Many humanitarian crises have become so protracted that they seem permanent. Nineteen of the 21 humanitarian response plans presented in this overview are for humanitarian crises that have been running for five years or more. Three have had humanitarian plans and appeals each year for at least 18 years (Democratic Republic of the Congo, Sudan and Somalia).

The Global Humanitarian Overview 2018 calls for a longer-term approach to addressing humanitarian needs that integrates development action, including steps to reduce people’s vulnerability to crisis, such as investing in social safety nets and livelihoods.

Strengthening the humanitarian-development nexus, overcoming long-standing attitudinal, institutional, and funding obstacles, was identified by the majority of stakeholders as a top priority for the World Humanitarian Summit (WHS). In particular, the Secretary-General’s Report for the World Humanitarian Summit ‘One Humanity: Shared Responsibility’ and the accompanying Agenda for Humanity introduced the New Way of Working, highlighting the need to transcend the humanitarian-development divide by working towards ‘collective outcomes’ between humanitarian, development and other relevant actors with the main aim to reduce humanitarian needs, risks and vulnerabilities and thereby also contributing to Agenda 2030.

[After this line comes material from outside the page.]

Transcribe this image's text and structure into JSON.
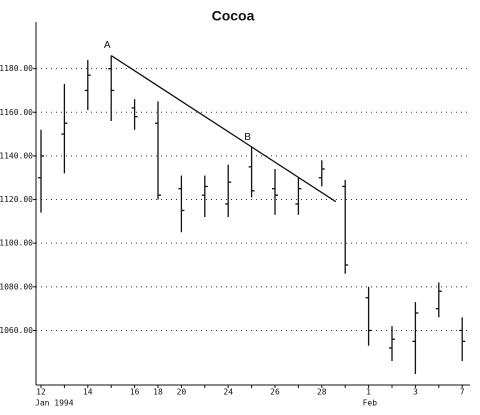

Since then, much operational progress has been made in several countries, where Resident and Humanitarian Coordinators (RC/HCs) are putting in place multi-stakeholder processes to identify collective outcomes and are exploring opportunities to coordinate programming and financing around these outcomes. Early lessons are emerging from Burkina Faso, Cameroon, Central African Republic, Chad, Mauritania, Nigeria, Somalia and Sudan, and other countries where humanitarian-development collaboration is being strengthened.

Advancing humaniatrian-development collaboration towards collective outcomes is a key solution for reducing humanitarian need, risk and vulnerability and in 2019, we will continue to increase joined up analysis and planning, and coordination towards collective outcomes that complements emergency assistance, but also addressed vulnerability, so as to support progress towards the Sustainable Development Goals.

At the GHPF, participants will tack stock of latest developments and key issues around the New Way of Working. By sharing good examples of implementing, coordinating or financing the New Way of Working in their organization or country, they will identify 2-3 priorities or recommendations for ensuring successful implementation of this approach over the next few years.